Most Common Grammatical Errors in Writing –

Most Common Grammatical Errors in Writing

English is a global language and is one of the most spoken languages around the globe. Because of its status as a global language many countries have incorporated it into their official affairs and education. Students are being taught English from their primary classes. In many countries the correspondence is now done in English. But since many people are not native speaker, they tend to make grammatical errors in their scripts. Even if they are native speakers, grammar is a difficult thing to get hold of and perfect it. In the flow of speaking English fluently you can make many grammatical errors as well as when you’re fully engrossed in writing and are not paying much attention to grammatical rules.
One reason for making grammatical mistakes can be that English grammar is very complicated, it has rules as well as exceptions from those rules at the same time. It is difficult to understand where to use the rule and where not to. Similarly, language acquisition is a lifelong process and doesn’t stop, however if your basis is weak the entire language structure will be shaky. To avoid such mistakes its essential when English is being taught it must be taught properly. But now since the deed is done we can still try and fix things so that we don’t face embarrassment in front of our teachers when we hand in an assignment. Here are ten extremely common mistakes people and especially students make when writing their papers.

Using appropriate Articles:

Many English learners are often confused where to use a, an and the. Despite it being a simple concept many people make mistakes very often.

  • A is used for any one thing for example, I have a paper due on Monday.
  • An is used if there’s a vowel in the beginning of the word for example, There’s an exam coming up this Tuesday.
  • And finally the is a definite article and talks about something in particular for example, I love the ice cream shop near my house. Misuse of articles is a rookie mistake and very basic.


Many of us have no idea what commas do and what is the right place to insert them. Commas are used to link two coordinating sentences together. For example: I was sleeping, and my mother woke me up. More so, you can use commas to separate things when listing them for example: I went to the grocery store and bought an apple, a banana, an orange and a pineapple. You can also use commas after there is an introductory adverb in the start of the sentence. For example: Surprisingly, the shirt was cheaper than I had expected. Improper use of comma can make the reader question your language skills.

Its or It’s

This is probably the most common mistake writers or students make in their scripts. They often confuse between the two.

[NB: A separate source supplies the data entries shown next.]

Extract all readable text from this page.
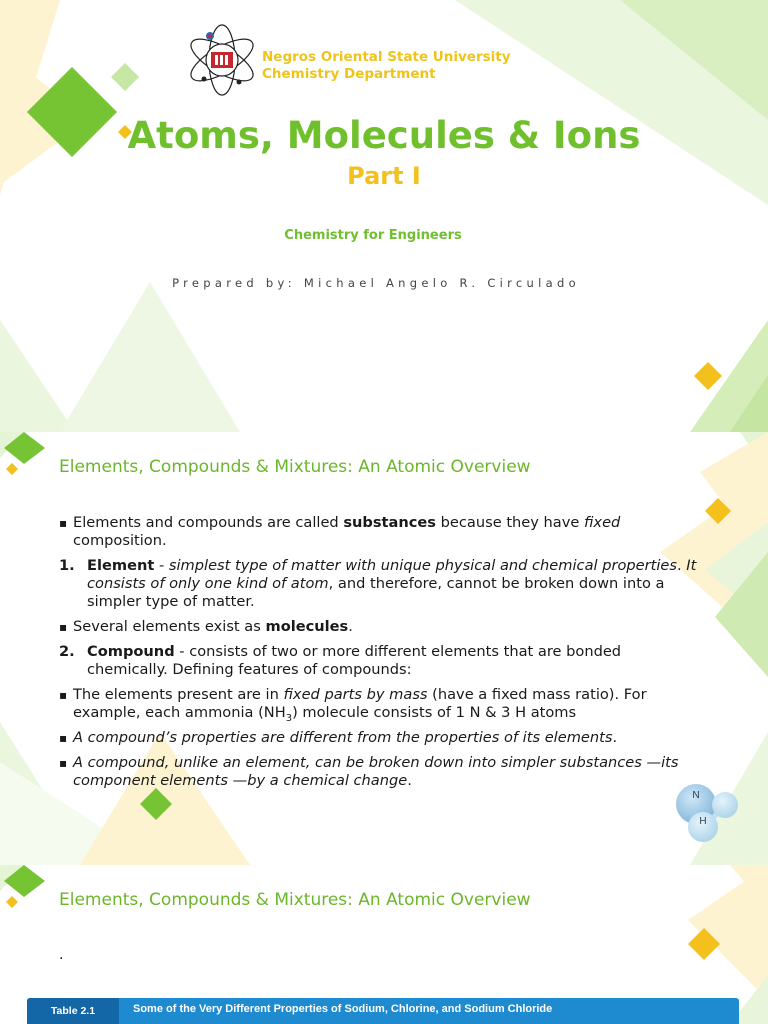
Negros Oriental State University
Chemistry Department

Atoms, Molecules & Ions

Part I

Chemistry for Engineers

Prepared by: Michael Angelo R. Circulado

Elements, Compounds & Mixtures: An Atomic Overview

▪ Elements and compounds are called substances because they have fixed composition.
1. Element - simplest type of matter with unique physical and chemical properties. It consists of only one kind of atom, and therefore, cannot be broken down into a simpler type of matter.
▪ Several elements exist as molecules.
2. Compound - consists of two or more different elements that are bonded chemically. Defining features of compounds:
▪ The elements present are in fixed parts by mass (have a fixed mass ratio). For example, each ammonia $(NH_3)$ molecule consists of 1 N & 3 H atoms
▪ A compound’s properties are different from the properties of its elements.
▪ A compound, unlike an element, can be broken down into simpler substances —its component elements —by a chemical change.
N
H

Elements, Compounds & Mixtures: An Atomic Overview

.

Table 2.1	Some of the Very Different Properties of Sodium, Chlorine, and Sodium Chloride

  • Its is a possessive pronoun and is used when you’re talking about something belonging to someone for example: Its his car he can do whatever he wants with it.
  • On the other hand, it’s is a contraction of the words it and is. It can be used like: It’s not my fault you fell off the stairs. This is also very confusing for people who are native English speakers.

Their, There and They’re

This is also a very common mistake made by English learners as the three words are homophones and sound very similar.

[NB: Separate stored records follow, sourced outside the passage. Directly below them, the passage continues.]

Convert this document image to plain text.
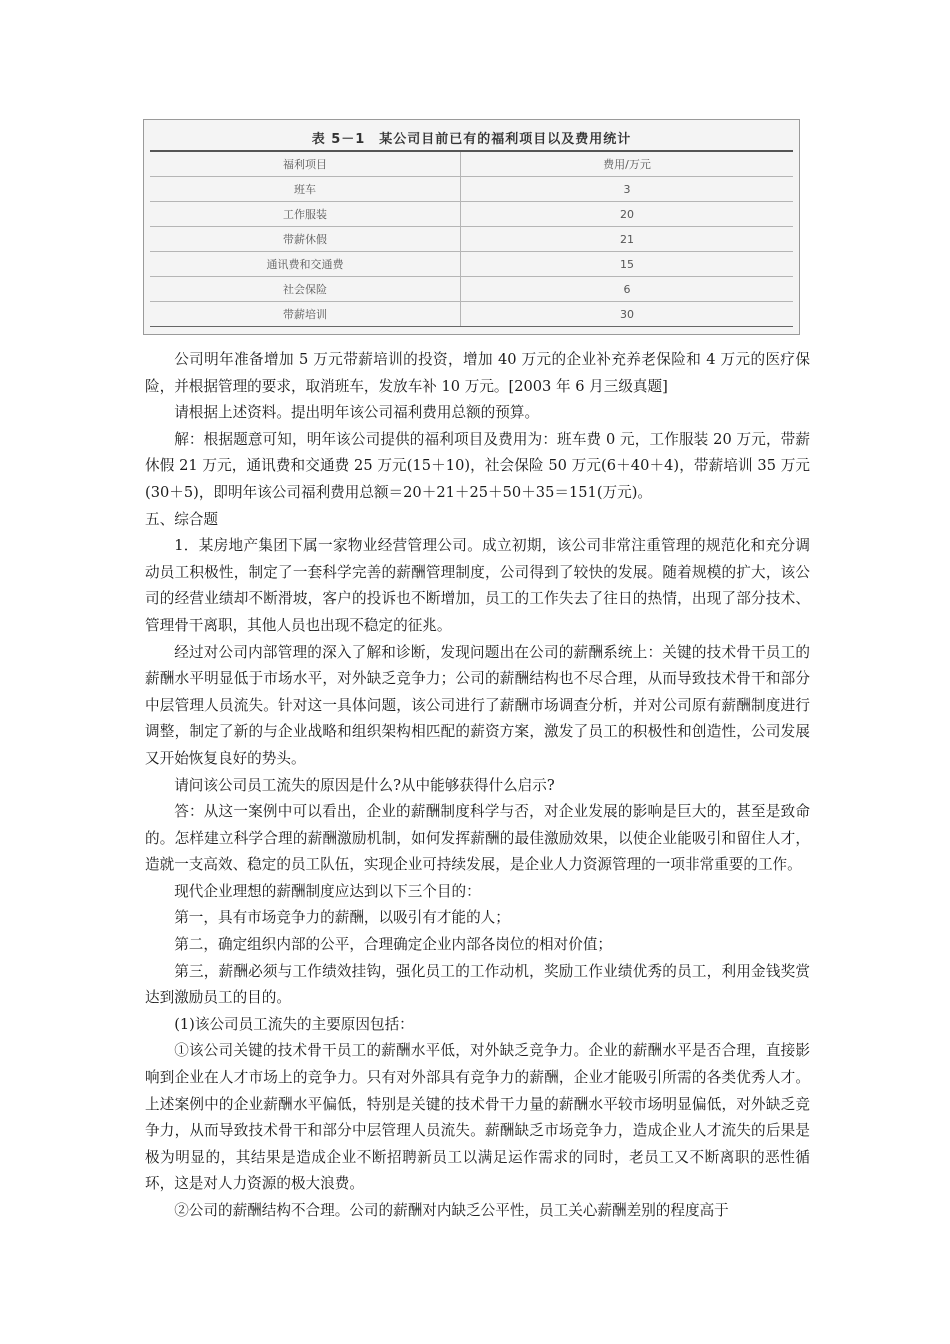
表 5－1　某公司目前已有的福利项目以及费用统计
福利项目	费用/万元
班车	3
工作服装	20
带薪休假	21
通讯费和交通费	15
社会保险	6
带薪培训	30

公司明年准备增加 5 万元带薪培训的投资，增加 40 万元的企业补充养老保险和 4 万元的医疗保险，并根据管理的要求，取消班车，发放车补 10 万元。[2003 年 6 月三级真题]

请根据上述资料。提出明年该公司福利费用总额的预算。

解：根据题意可知，明年该公司提供的福利项目及费用为：班车费 0 元，工作服装 20 万元，带薪休假 21 万元，通讯费和交通费 25 万元(15＋10)，社会保险 50 万元(6＋40＋4)，带薪培训 35 万元(30＋5)，即明年该公司福利费用总额＝20＋21＋25＋50＋35＝151(万元)。

五、综合题

1．某房地产集团下属一家物业经营管理公司。成立初期，该公司非常注重管理的规范化和充分调动员工积极性，制定了一套科学完善的薪酬管理制度，公司得到了较快的发展。随着规模的扩大，该公司的经营业绩却不断滑坡，客户的投诉也不断增加，员工的工作失去了往日的热情，出现了部分技术、管理骨干离职，其他人员也出现不稳定的征兆。

经过对公司内部管理的深入了解和诊断，发现问题出在公司的薪酬系统上：关键的技术骨干员工的薪酬水平明显低于市场水平，对外缺乏竞争力；公司的薪酬结构也不尽合理，从而导致技术骨干和部分中层管理人员流失。针对这一具体问题，该公司进行了薪酬市场调查分析，并对公司原有薪酬制度进行调整，制定了新的与企业战略和组织架构相匹配的薪资方案，激发了员工的积极性和创造性，公司发展又开始恢复良好的势头。

请问该公司员工流失的原因是什么?从中能够获得什么启示?

答：从这一案例中可以看出，企业的薪酬制度科学与否，对企业发展的影响是巨大的，甚至是致命的。怎样建立科学合理的薪酬激励机制，如何发挥薪酬的最佳激励效果，以使企业能吸引和留住人才，造就一支高效、稳定的员工队伍，实现企业可持续发展，是企业人力资源管理的一项非常重要的工作。

现代企业理想的薪酬制度应达到以下三个目的：

第一，具有市场竞争力的薪酬，以吸引有才能的人；

第二，确定组织内部的公平，合理确定企业内部各岗位的相对价值；

第三，薪酬必须与工作绩效挂钩，强化员工的工作动机，奖励工作业绩优秀的员工，利用金钱奖赏达到激励员工的目的。

(1)该公司员工流失的主要原因包括：

①该公司关键的技术骨干员工的薪酬水平低，对外缺乏竞争力。企业的薪酬水平是否合理，直接影响到企业在人才市场上的竞争力。只有对外部具有竞争力的薪酬，企业才能吸引所需的各类优秀人才。上述案例中的企业薪酬水平偏低，特别是关键的技术骨干力量的薪酬水平较市场明显偏低，对外缺乏竞争力，从而导致技术骨干和部分中层管理人员流失。薪酬缺乏市场竞争力，造成企业人才流失的后果是极为明显的，其结果是造成企业不断招聘新员工以满足运作需求的同时，老员工又不断离职的恶性循环，这是对人力资源的极大浪费。

②公司的薪酬结构不合理。公司的薪酬对内缺乏公平性，员工关心薪酬差别的程度高于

  • Their is a possessive pronoun and is used to show belonging, that too of more than one person, for example: this is their classroom.
  • There is an adverb of place and talks about where something is taking place for example: she is standing there.
  • They’re is a contraction of the word they and are. It can be used like: They’re singing happy songs.

Then or Than

Intermediate level learners are mostly the ones who make the mistake of then & than.

  • Then is commonly used as an adjective and adverb. For example, as an adjective you can use it as: we had lunch then we went to see a movie.
  • Than is used to compare two things together. For example, Sarah is shorter than her sister.

Among or Between

Between is used when you are talking about two or more definite things however among is used when talking about a group and the constituents are not defined.

Subject Verb Agreement

Many non-native learners are completely unaware of this concept. This means that in a sentence the subject and the verb must both agree with each other in number. For example, if the subject is singular the verb will be plural. Like Tim likes to read in the park. Here the subject is Tim and is singular but the verb reads is plural. If the subject was plural the verb would be singular for example, Tim and Ashley like to read in the park.

Since and For

  • Since is used to refer to particular time in the past for example I have been walking since 7.45 in the morning.
  • For is used to talk about a particular amount of time, for example I have been working here for ten years.

Farther or further

  • Farther is used for actual physical distance for example,: how much farther do we have to travel? In this case they are asking how many more miles or kilometer do they need to travel more.
  • Whereas, further talks about the metaphorical difference. For example, Sir can you please further explain this theory? Here the student is asking the teacher to go in more detail of the theory and doesn’t talk about any physical distances.

Using Improper Tenses

Many people when narrating a story or event use improper sentences confuse themselves between simple past tense and present perfect tense. To avoid these mistakes students must pay very close attention to tenses and try to learn them. If all English learners rectify these grammatical errors their writings skills will improve exponentially.